The rule, aimed at shrinking the heavy traffic of junk e-mail messages (search), also applies to unsolicited text messages sent to mobile phones, the government said Thursday.
It makes an exception in cases where the sender and recipient have done business with one another in the past, so companies will still be allowed to contact former customers with new offers and other information, the Department of Trade and Industry (search) said.
"These regulations will help combat the global nuisance of unsolicited e-mails and texts by enshrining in law rights that give consumers more say over who can use their personal details," Communications Minister Stephen Timms said in announcing the new regulations.
But the government won't be able to touch bulk e-mailers who target Britons from outside the country, and spammers' anonymity may make it hard to impose fines even on those operating in Britain.
The ban applies only to individual addressees, not businesses. The Trade and Industry department said businesses told officials they wanted to continue receiving electronic solicitations.
Britain issued the new rules to comply with a European Union (search) directive that requires member states to act against spam by Oct. 31. The government introduced the new rules Thursday and they will come into force on Dec. 11.
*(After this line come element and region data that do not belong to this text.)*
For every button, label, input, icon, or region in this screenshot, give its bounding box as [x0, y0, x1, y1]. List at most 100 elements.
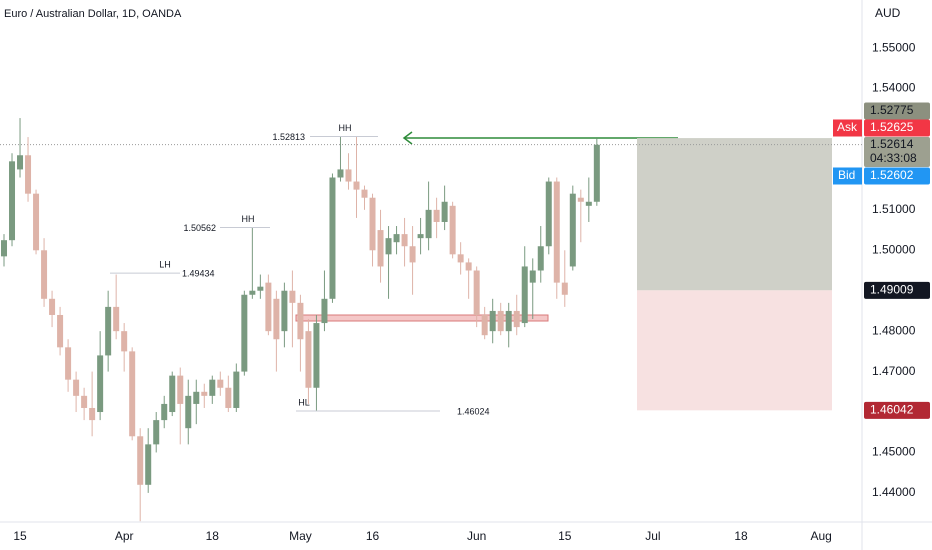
support-zone	[295, 314, 549, 322]
candle-body	[81, 395, 88, 408]
level-price: 1.52813	[272, 132, 305, 142]
candle-body	[273, 298, 280, 340]
x-tick-label: Jun	[467, 529, 486, 543]
x-tick-label: 15	[13, 529, 27, 543]
profit-zone	[637, 138, 832, 291]
y-tick-label: 1.48000	[872, 323, 916, 337]
candle-body	[129, 351, 136, 437]
candle-body	[137, 436, 144, 485]
ask-tag: Ask	[837, 120, 858, 134]
candle-body	[265, 282, 272, 332]
candle-body	[289, 290, 296, 303]
candle-body	[177, 375, 184, 404]
countdown: 04:33:08	[870, 151, 917, 165]
candle-body	[497, 310, 504, 332]
candle-body	[153, 420, 160, 445]
candle-body	[593, 144, 600, 202]
y-tick-label: 1.44000	[872, 485, 916, 499]
candle-body	[377, 230, 384, 267]
candle-body	[73, 379, 80, 396]
candle-body	[481, 314, 488, 336]
candle-body	[9, 161, 16, 241]
candle-body	[449, 205, 456, 255]
candle-body	[89, 407, 96, 421]
candle-body	[1, 240, 8, 257]
candle-body	[321, 298, 328, 324]
candle-body	[217, 379, 224, 388]
candle-body	[113, 306, 120, 332]
arrow-head	[402, 131, 413, 145]
candle-body	[369, 197, 376, 251]
candle-body	[145, 444, 152, 485]
y-tick-label: 1.45000	[872, 445, 916, 459]
candle-body	[161, 403, 168, 421]
level-tag: HH	[339, 123, 352, 133]
target-price-label: 1.52775	[870, 103, 914, 117]
candle-body	[441, 201, 448, 222]
candle-body	[473, 270, 480, 315]
level-tag: LH	[159, 260, 171, 270]
x-tick-label: Apr	[115, 529, 134, 543]
candle-body	[305, 331, 312, 388]
candle-body	[521, 266, 528, 324]
y-tick-label: 1.54000	[872, 81, 916, 95]
stop-zone	[637, 290, 832, 411]
candle-body	[233, 371, 240, 408]
candle-body	[17, 155, 24, 170]
candle-body	[225, 387, 232, 408]
level-price: 1.46024	[457, 406, 490, 416]
level-price: 1.50562	[183, 223, 216, 233]
candle-body	[193, 391, 200, 404]
entry-price-label-box	[864, 281, 930, 299]
candle-body	[457, 254, 464, 263]
candle-body	[249, 290, 256, 295]
target-price-label-box	[864, 102, 930, 120]
candle-body	[297, 302, 304, 340]
bid-tag: Bid	[838, 168, 855, 182]
candle-body	[553, 181, 560, 283]
ask-tag-box	[833, 119, 862, 137]
x-tick-label: 18	[206, 529, 220, 543]
y-tick-label: 1.47000	[872, 364, 916, 378]
bid-tag-box	[833, 167, 862, 185]
ask-price-label: 1.52625	[870, 120, 914, 134]
candle-body	[65, 347, 72, 380]
candle-body	[505, 310, 512, 332]
x-tick-label: 16	[366, 529, 380, 543]
last-price-label-box	[864, 137, 930, 167]
x-tick-label: Aug	[810, 529, 831, 543]
candle-body	[393, 234, 400, 243]
candle-body	[329, 177, 336, 299]
candle-body	[577, 197, 584, 202]
candle-body	[513, 310, 520, 328]
candle-body	[201, 391, 208, 396]
candle-body	[209, 379, 216, 396]
arrow	[402, 131, 678, 145]
candle-body	[185, 395, 192, 429]
bid-price-label: 1.52602	[870, 168, 914, 182]
entry-price-label: 1.49009	[870, 283, 914, 297]
bid-price-label-box	[864, 167, 930, 185]
candle-body	[489, 310, 496, 332]
x-tick-label: 18	[734, 529, 748, 543]
candle-body	[425, 209, 432, 239]
x-tick-label: 15	[558, 529, 572, 543]
candle-body	[569, 193, 576, 267]
candle-body	[529, 270, 536, 283]
ask-price-label-box	[864, 119, 930, 137]
candle-body	[401, 234, 408, 247]
last-price-label: 1.52614	[870, 137, 914, 151]
candle-body	[121, 331, 128, 352]
y-tick-label: 1.51000	[872, 202, 916, 216]
level-tag: HH	[242, 214, 255, 224]
level-tag: HL	[298, 397, 310, 407]
x-tick-label: May	[289, 529, 312, 543]
candle-body	[561, 282, 568, 295]
candle-body	[169, 375, 176, 413]
x-tick-label: Jul	[645, 529, 660, 543]
candle-body	[385, 238, 392, 255]
stop-price-label: 1.46042	[870, 402, 914, 416]
candle-body	[337, 169, 344, 178]
chart-title: Euro / Australian Dollar, 1D, OANDA	[4, 8, 182, 20]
Violators will be subject to fines of up to 5,000 pounds (US$8,000) if a complaint against them is resolved by a low-level magistrates court or an unlimited fine if the case goes to a jury, the Trade and Industry department said. Those who have been damaged by illegal spam will have the right to sue, it added.
The new rules also limit companies' ability to use "cookie" files and other devices which let them obtain information about users who visit their Web sites. Companies will now be required to ask users' permission before taking such data and retaining or selling it.
The new regulations also include an extension of a rule announced last year that allows individuals to bar telemarketers from calling them. Now businesses can choose not to receive such calls, the government said.
The Australian government announced even tougher plans to crack down on spam Thursday, proposing to fine those who send unsolicited messages up to A$1.1 million (US$726,000) a day.